If you ask a group of New Yorkers where in the city you can find the best smoked fish to top off your bagel, you'll hear at least three different superlatives. Longtime denizens of the Upper West Side will either swear by Barney Greengrass — a cash-only Jewish American culinary institution since 1908, where the servers have earned a curmudgeonly reputation adopted when customers can't tell their gravlax from their cured Nova Scotia (via the Michelin Guide). Others consider themselves die-hard loyalists to one of the neighborhood's other Jewish American culinary institutions, Zabar's, where the smoked fish clerk behind the counter has a habit of adopting the spend and diction of an auctioneer when the place hits peak hours. Meanwhile, residents of New York City's Lower East Side will point you to Russ & Daughters, whose prominence as an NYC cultural institution has inspired a scripted television drama that is, as of this writing, currently in pre-production (via the New York Post).

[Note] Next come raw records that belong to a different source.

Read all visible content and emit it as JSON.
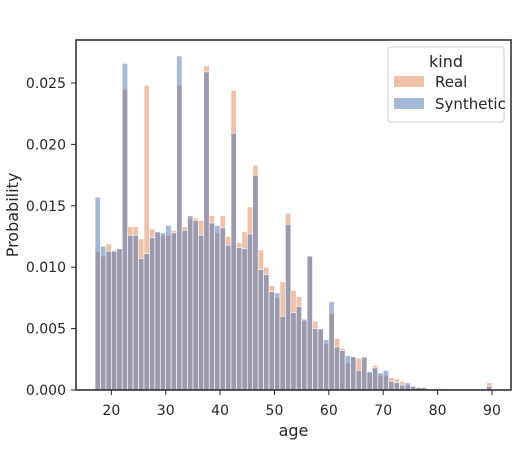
{
  "chart_data": {
    "type": "bar",
    "xlabel": "age",
    "ylabel": "Probability",
    "xlim": [
      13.5,
      93.5
    ],
    "ylim": [
      0,
      0.0285
    ],
    "xticks": [
      20,
      30,
      40,
      50,
      60,
      70,
      80,
      90
    ],
    "yticks": [
      0.0,
      0.005,
      0.01,
      0.015,
      0.02,
      0.025
    ],
    "ytick_labels": [
      "0.000",
      "0.005",
      "0.010",
      "0.015",
      "0.020",
      "0.025"
    ],
    "bin_start": 17.0,
    "bin_width": 1.0,
    "legend": {
      "title": "kind",
      "position": "top-right",
      "entries": [
        "Real",
        "Synthetic"
      ]
    },
    "series": [
      {
        "name": "Real",
        "color": "#DD8452",
        "values": [
          0.0113,
          0.0109,
          0.0119,
          0.0114,
          0.0115,
          0.0245,
          0.0133,
          0.0133,
          0.0123,
          0.0248,
          0.0131,
          0.0128,
          0.0126,
          0.0126,
          0.013,
          0.0248,
          0.0133,
          0.014,
          0.014,
          0.0138,
          0.0264,
          0.0142,
          0.0128,
          0.0142,
          0.0125,
          0.0244,
          0.012,
          0.0129,
          0.0149,
          0.0183,
          0.0114,
          0.01,
          0.0085,
          0.0075,
          0.0088,
          0.0144,
          0.0081,
          0.0076,
          0.0058,
          0.0109,
          0.0056,
          0.0049,
          0.0038,
          0.0062,
          0.0042,
          0.0034,
          0.0022,
          0.0027,
          0.0026,
          0.0026,
          0.0014,
          0.002,
          0.0012,
          0.0012,
          0.001,
          0.0009,
          0.0007,
          0.0004,
          0.0003,
          0.0002,
          0.0002,
          0.0001,
          0.0001,
          0.0001,
          0.0001,
          0.0001,
          0.0001,
          0.0001,
          0.0001,
          0.0001,
          0.0,
          0.0,
          0.0006
        ]
      },
      {
        "name": "Synthetic",
        "color": "#4C72B0",
        "values": [
          0.0157,
          0.0117,
          0.0113,
          0.0113,
          0.0115,
          0.0266,
          0.0126,
          0.0126,
          0.0107,
          0.0111,
          0.0124,
          0.0129,
          0.0128,
          0.0134,
          0.0128,
          0.0272,
          0.013,
          0.0142,
          0.0138,
          0.0126,
          0.0259,
          0.0136,
          0.0134,
          0.0132,
          0.0118,
          0.0209,
          0.0116,
          0.0115,
          0.0127,
          0.0175,
          0.0098,
          0.0094,
          0.008,
          0.0079,
          0.006,
          0.0135,
          0.0063,
          0.0068,
          0.0057,
          0.0109,
          0.005,
          0.005,
          0.0041,
          0.0072,
          0.0035,
          0.0032,
          0.0028,
          0.0027,
          0.0016,
          0.0027,
          0.0015,
          0.0018,
          0.0014,
          0.0016,
          0.0007,
          0.0006,
          0.0004,
          0.0006,
          0.0003,
          0.0002,
          0.0002,
          0.0001,
          0.0001,
          0.0001,
          0.0001,
          0.0,
          0.0,
          0.0,
          0.0,
          0.0,
          0.0,
          0.0,
          0.0003
        ]
      }
    ],
    "grid": false
  }
}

Wherever you get your bagel on any given morning, many would say it's incomplete without a generous cascade of bright orange lox — be it Nova, gravlax, or Scotch-cured. (Topping it with fixings like capers, sliced red onion, and dill is also highly recommended.) But how is lox different from smoked salmon, and why all this talk of New York? Well, the story of lox and the story of New York is almost impossible to untwine.
When it comes to salmon, curing and smoking are not one and the same
Niki Russ Federman, the current owner of Russ & Daughters — and the great-granddaughter of the eatery's founder, Joel Russ — explained the differences between lox and smoked salmon with Eater back in 2019. In order to understand the difference between the two, she clarified that one must first identify the difference between curing and smoking.

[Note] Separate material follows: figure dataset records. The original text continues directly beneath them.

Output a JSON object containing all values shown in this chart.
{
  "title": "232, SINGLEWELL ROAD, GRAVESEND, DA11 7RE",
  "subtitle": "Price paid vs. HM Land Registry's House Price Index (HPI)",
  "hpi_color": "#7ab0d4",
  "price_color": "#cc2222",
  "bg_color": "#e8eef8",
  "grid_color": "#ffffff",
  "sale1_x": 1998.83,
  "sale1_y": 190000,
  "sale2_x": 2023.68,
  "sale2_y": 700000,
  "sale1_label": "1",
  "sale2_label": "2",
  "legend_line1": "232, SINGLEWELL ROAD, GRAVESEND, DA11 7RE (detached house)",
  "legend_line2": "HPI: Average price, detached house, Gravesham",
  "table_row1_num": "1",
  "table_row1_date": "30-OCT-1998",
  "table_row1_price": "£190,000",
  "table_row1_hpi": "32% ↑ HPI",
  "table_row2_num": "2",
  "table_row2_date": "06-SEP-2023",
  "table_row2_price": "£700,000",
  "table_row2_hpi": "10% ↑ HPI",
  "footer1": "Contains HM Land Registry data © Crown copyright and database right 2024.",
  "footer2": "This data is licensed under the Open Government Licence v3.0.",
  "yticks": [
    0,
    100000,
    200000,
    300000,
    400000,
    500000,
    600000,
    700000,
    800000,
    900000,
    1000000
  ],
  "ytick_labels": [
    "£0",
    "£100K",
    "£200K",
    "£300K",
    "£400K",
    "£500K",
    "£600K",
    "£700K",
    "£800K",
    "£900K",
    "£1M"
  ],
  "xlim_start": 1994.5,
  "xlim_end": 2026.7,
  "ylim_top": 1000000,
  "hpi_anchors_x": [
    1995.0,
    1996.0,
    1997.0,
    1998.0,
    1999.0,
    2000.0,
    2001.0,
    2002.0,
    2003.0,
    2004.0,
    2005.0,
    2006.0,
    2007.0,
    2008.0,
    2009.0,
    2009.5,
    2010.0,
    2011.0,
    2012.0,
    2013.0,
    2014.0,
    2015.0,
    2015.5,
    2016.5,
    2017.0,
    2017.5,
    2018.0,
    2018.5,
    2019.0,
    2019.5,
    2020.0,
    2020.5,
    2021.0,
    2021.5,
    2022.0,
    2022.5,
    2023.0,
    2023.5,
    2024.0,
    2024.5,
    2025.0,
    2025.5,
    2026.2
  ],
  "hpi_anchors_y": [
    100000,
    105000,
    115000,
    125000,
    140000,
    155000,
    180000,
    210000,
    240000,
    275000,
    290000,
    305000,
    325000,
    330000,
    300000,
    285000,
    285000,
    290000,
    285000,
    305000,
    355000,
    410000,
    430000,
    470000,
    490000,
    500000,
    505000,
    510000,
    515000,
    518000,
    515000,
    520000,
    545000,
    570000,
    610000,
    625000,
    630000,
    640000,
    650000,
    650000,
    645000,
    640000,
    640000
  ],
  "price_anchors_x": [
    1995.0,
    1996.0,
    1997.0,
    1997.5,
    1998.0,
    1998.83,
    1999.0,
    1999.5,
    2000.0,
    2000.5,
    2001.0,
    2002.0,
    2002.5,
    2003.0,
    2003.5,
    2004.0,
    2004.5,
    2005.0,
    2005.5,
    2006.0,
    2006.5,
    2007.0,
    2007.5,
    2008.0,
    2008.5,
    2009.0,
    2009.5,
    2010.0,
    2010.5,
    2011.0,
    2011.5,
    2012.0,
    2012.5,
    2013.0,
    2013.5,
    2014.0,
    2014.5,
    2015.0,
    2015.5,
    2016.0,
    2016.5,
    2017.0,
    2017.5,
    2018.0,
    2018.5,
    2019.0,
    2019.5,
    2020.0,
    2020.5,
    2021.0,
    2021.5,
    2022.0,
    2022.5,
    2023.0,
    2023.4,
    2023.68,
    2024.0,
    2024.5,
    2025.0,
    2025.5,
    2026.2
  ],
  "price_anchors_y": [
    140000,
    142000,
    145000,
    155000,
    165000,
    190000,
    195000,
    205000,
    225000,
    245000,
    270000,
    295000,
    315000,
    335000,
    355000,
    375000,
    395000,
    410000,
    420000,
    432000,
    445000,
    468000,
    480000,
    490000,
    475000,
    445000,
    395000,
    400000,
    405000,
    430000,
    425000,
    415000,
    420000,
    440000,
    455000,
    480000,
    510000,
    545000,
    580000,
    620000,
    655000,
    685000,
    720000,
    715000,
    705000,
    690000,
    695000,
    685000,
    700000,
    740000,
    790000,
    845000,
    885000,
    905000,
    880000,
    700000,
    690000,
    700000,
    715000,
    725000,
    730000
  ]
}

While curing is "a process in which a food is preserved in salt (and sometimes additional flavorings/aromatics)," per Eater, smoking consists of exposing food to — you guessed it — smoke, whether it's "cold smoke" or "hot smoke." Federman described cold-smoked salmon as "the stuff that can be sliced so thin you can read the Times through it," cured salmon as one with "a similar texture [to cold-smoked], but without any smoke flavor," and hot-smoked salmon as "meaty and flaky, like cooked salmon."

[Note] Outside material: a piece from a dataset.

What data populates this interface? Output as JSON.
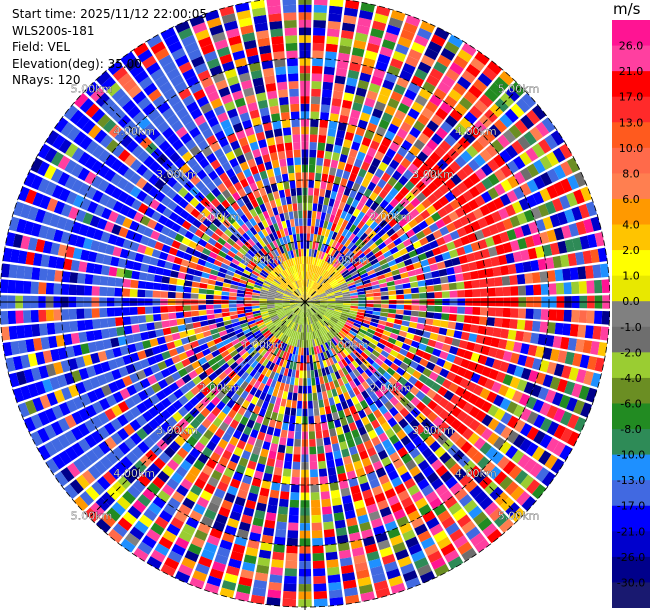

As for why New York City has always been such a hot spot for lox, Federman told Eater that in the days of yore, Pacific salmon was shipped to the East Coast in "gigantic salt baths," where it landed on the tables of Jewish immigrants. These were the days before home refrigeration and expedited shipping was a thing, so the salt acted as a means of long-term preservation. That saltiness may be the very reason we love cured and smoked salmon on bagels, as the salty fish "needed bread and dairy to cut it," according to Federman.
That lox you're eating probably isn't lox
It may seem ridiculous to be mad at a piece of salmon, but it has to be said: you might be peeved to learn that what has been advertised to you as salmon of the cured variety is actually smoked. According to Niki Russ Federman by way of Eater, that bagel and schmear you order regularly from your local spot is more likely draped atop a layer of cream cheese with cold-smoked salmon rather than lox, even if you're on the East Coast. "If someone over a certain age asks assertively for belly lox, we're not going to question him or her, but most people end up wanting one of our seven varieties of smoked salmon," Federman told Eater in 2019.
That being said, smoked salmon is by no means inferior to lox. Per the dish's Jewish origins, Federman relayed how putting stuff on bagels — i.e. "appetizing." per the local vernacular — is "the sister food tradition to deli," like pastrami and brisket. Since kashrut, the Hebrew word for kosher dietary law, prohibits Jews from mixing meat with dairy, bagels with schmear and lox (or smoked salmon) may have been created specifically for Jewish diners craving a cohesive and kosher bite of protein and dairy, considering fish does not fall under the kashrut guidelines for meat. Whatever the reason behind its origin, a bagel with fish is basheret — the Yiddish phrase for "destiny" — or, in other words, a perfect match.